Accidentellement volontaire | Espace Infirmier
 
Accidentellement volontaire

07/11/2012

Accidentellement volontaire

Début octobre, l’Office national d’indemnisation des accidents médicaux a été mis en cause pour avoir rejeté plus de 50 % des dossiers d’indemnisation des victimes du Mediator. Mais, l'affaire Mediator est-elle accidentelle ? Par Aïssa Lacheb-Boukachache, IDE.

L’Office national d'indemnisation des accidents médicaux (Oniam) a déclaré irrecevables plus de la moitié des plaintes des personnes ayant consommé du Mediator (1). Mais, s'agit-il d'un accident médical ? Un accident médical est un aléa thérapeutique, juridiquement défini ; il peut se comprendre et l’on peut en dédouaner son ou ses auteur(s), sans que cela porte préjudice à une indemnisation juste et légitime. Tout le monde peut se tromper, même un chirurgien consciencieux et compétent, dans le cadre d'une intervention ; même un médecin généraliste, quant à un diagnostic et une thérapeutique. Ces accidents sont humains et ne sont pas condamnables en tant que tels. Mais, dans le cas du Mediator, peut-on invoquer un quelconque accident ? Peut-on parler d'un aléa médical ?

Assurément non, puisque la définition même de l'accident est précisément qu'il est non seulement involontaire mais, également, imprévisible. Or, les effets secondaires indésirables graves imputés au Mediator, tant sur le système nerveux central que sur le système cardio-vasculaire, étaient prévisibles. Dès lors qu'on les connaissait de par l'expérience ancienne de l'Isomeride, à croire qu'ils étaient, aussi, volontaires. La molécule de base du Mediator, le benfluorex, étant de la même famille que ce coupe-faim amphétaminique par métabolisation, commercialisé durant des années et brutalement interdit à la vente dans le monde en 1997, lorsque l'on a su ses méfaits graves sur la santé. Le Mediator, en toute connaissance de cause, a pourtant été commercialisé massivement en tant qu’anti-diabéte jusqu’en 2009, date de son retrait des pharmacies par l'Afssaps.

La logique du laboratoire a été celle-ci : les personnes grosses et très grosses (obèses) sont des personnes à fort risque de diabète (type 1 et type 2), surtout si elles ne pratiquent aucune activité physique et sont âgées. Coupons-leur la faim ; elles maigriront et le risque de diabète sera évité. Pour leur couper la faim, donnons-leur un coupe-faim, une amphétamine métabolisée, le benfluorex : le Mediator. C'est en tant que traitement contre le diabète que l'autorisation de mise sur le marché a été obtenue. Le diabète est une maladie chronique répertoriée depuis longtemps. Ses traitements aussi, et ils ne sont pas pléthoriques : les insulines dans le cas du diabète de type 1 et les glucophages pour le type 2. Que vient faire une amphétamine là-dedans qui, non seulement, n'a aucun effet thérapeutique sur aucun diabète, mais qui, en plus, détruit le cœur et atteint le système nerveux central pour lui causer des dommages irréversibles? Avoir fait passer le Mediator pour un quasi-glucophage, en tout cas pour un traitement adjuvant contre le diabète de type 2, est une hérésie qu’on ne pouvait ignorer, sauf à ne plus se dire laboratoire pharmaceutique.
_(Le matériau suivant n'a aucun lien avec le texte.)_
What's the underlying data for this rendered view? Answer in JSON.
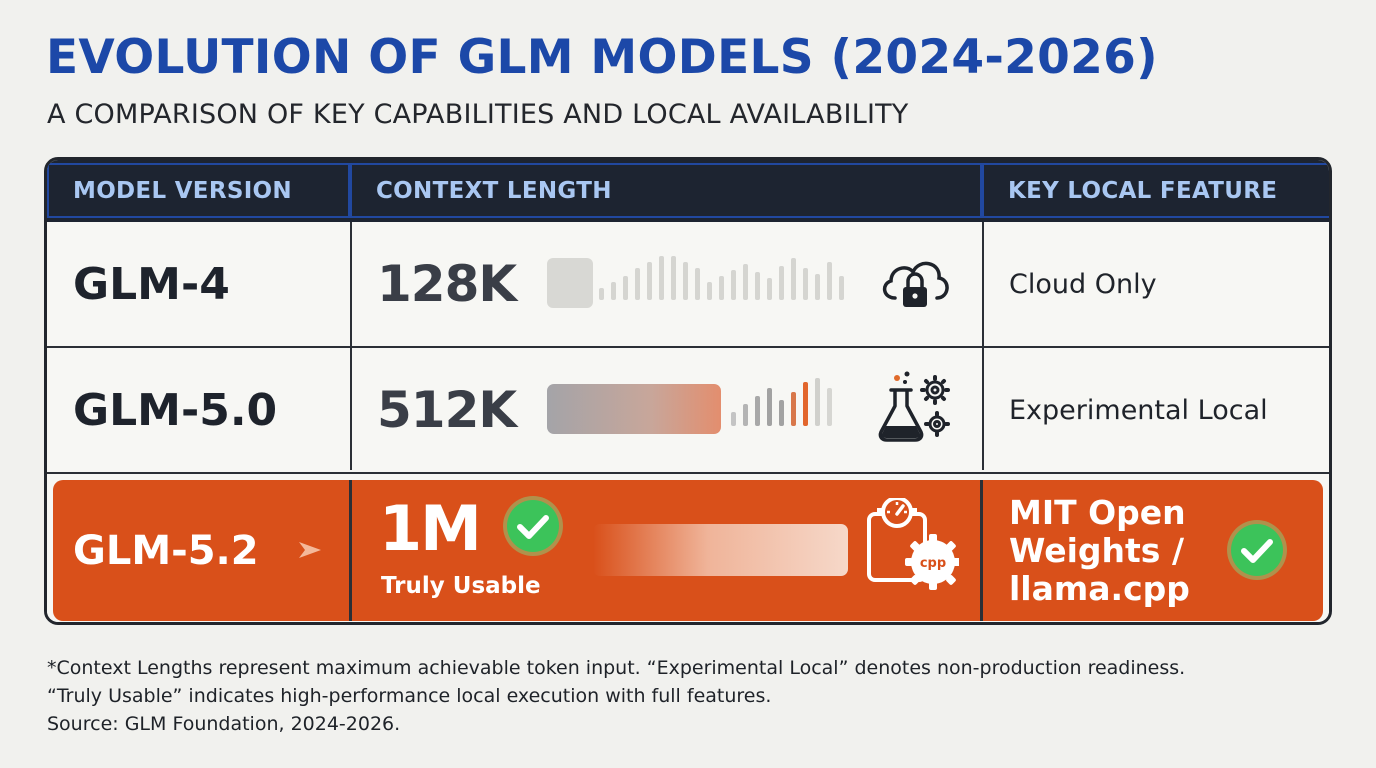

Puisqu'il ne s'agit pas d'un accident médical, mais d'une apparente volonté délibérée de dégager des profits au mépris de la mise en danger sue et connue de la vie d'autrui, pourquoi l'Oniam, cet organisme chargé de décider des accidents médicaux, a-t-il été saisi ? En somme, pourquoi avoir confié ce qui semble être un délit caractérisé, voire un crime, de mise en danger de la vie d'autrui par empoisonnement, à un organisme chargé d'étudier des accidents médicaux ?


(1) 86%, selon un article du Parisien, début octobre. Un chiffre contesté par l’Oniam, qui avance 52 %.

 
Document à consulter : Enquête sur le Mediator, par les Docteurs Aquilino Morelle et Anne-Carole Bensadon, et Etienne Marie, inspecteur général, Inspection générale des affaires sociales (Igas).

 

Chronique parue dans L'Infirmière magazine, daté du 1er novembre 2012.